An exclusive distribution contract means only one distributor is appointed in a specific marketplace by a supplier. As part of the agreement, the supplier promises not to allow the distribution of the products by any other party in the given market area. In exchange for this kind of exclusivity, the distributor typically has to offer something valuable to the supplier. The compensation can be something like accepting a minimum purchase agreement, or it can be other obligations related to the distributor's performance.
An exclusive distribution agreement is also sometimes referred to as a sole distribution agreement. This can be deceptive, however, because sole distribution rights being granted can imply that the supplier retains the right to personally distribute products in the protected territory while only giving up the option to appoint third parties to sell in that marketplace.

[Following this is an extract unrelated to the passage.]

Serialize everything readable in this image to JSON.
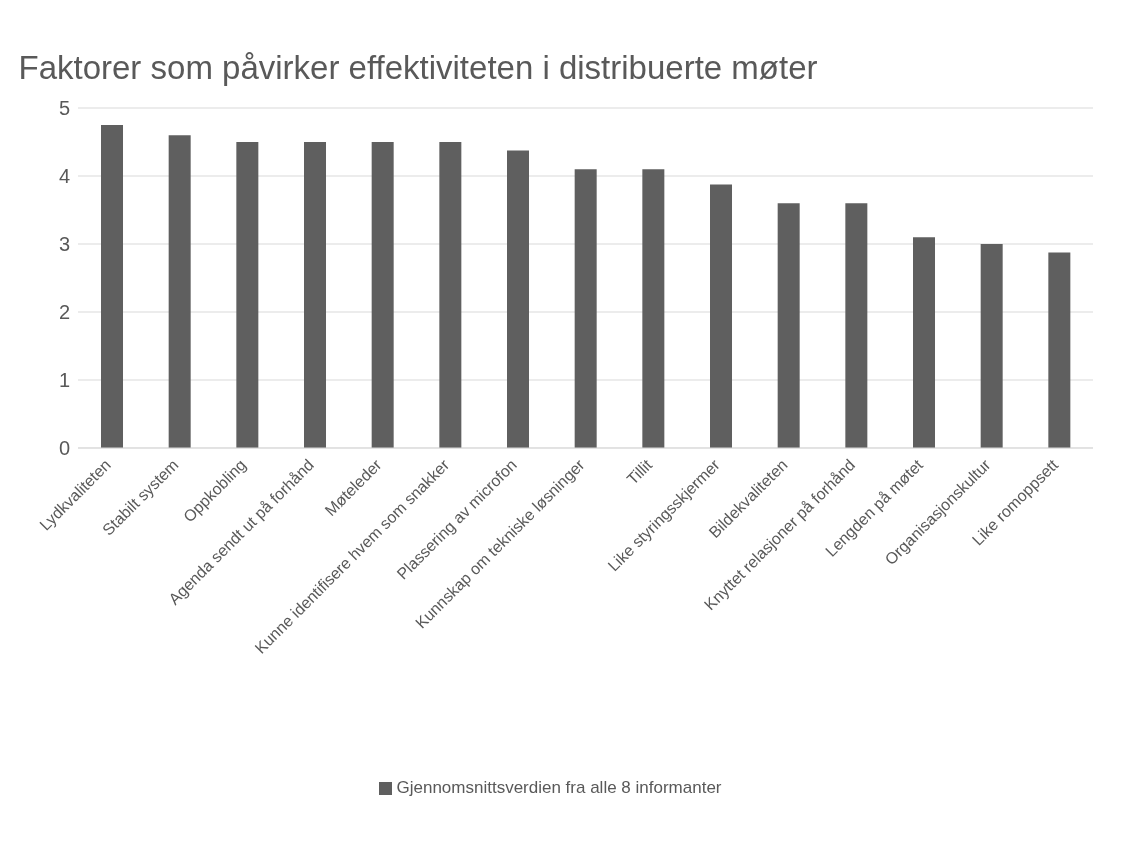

It's important to proceed carefully with exclusivity provisions because they can fall under the control of competition laws and laws regarding trade restraints in some jurisdictions. This makes it important to be sure that any exclusivity provisions you enter into are legal and enforceable under local laws.
There are a number of important details to know regarding exclusive distribution contracts, including:
In general, these contracts are set up so they can't be waived or severed easily. However, a certain amount of variation is written in and signed by both parties. These contracts can't be assigned without the other party's written agreement, and there are no third party rights under the law governing the contracts.
Distributors and manufacturers frequently enter into exclusive distribution contracts with a great sense of hope. The manufacturer's hope is that the arrangement will stimulate distributors to promote the manufacturer's products more enthusiastically. Distributors enjoy the opportunity to own their own territory without competition from others. The exclusive territories give distributors freedom from price-related competition and other sales entities that may otherwise enter their territory.
However, these exclusive agreements don't always end up the way early expectations indicate they will. This is because there are lots of things that can go wrong and the manufacturers often find they need to proceed with caution when offering and signing this type of distribution agreement.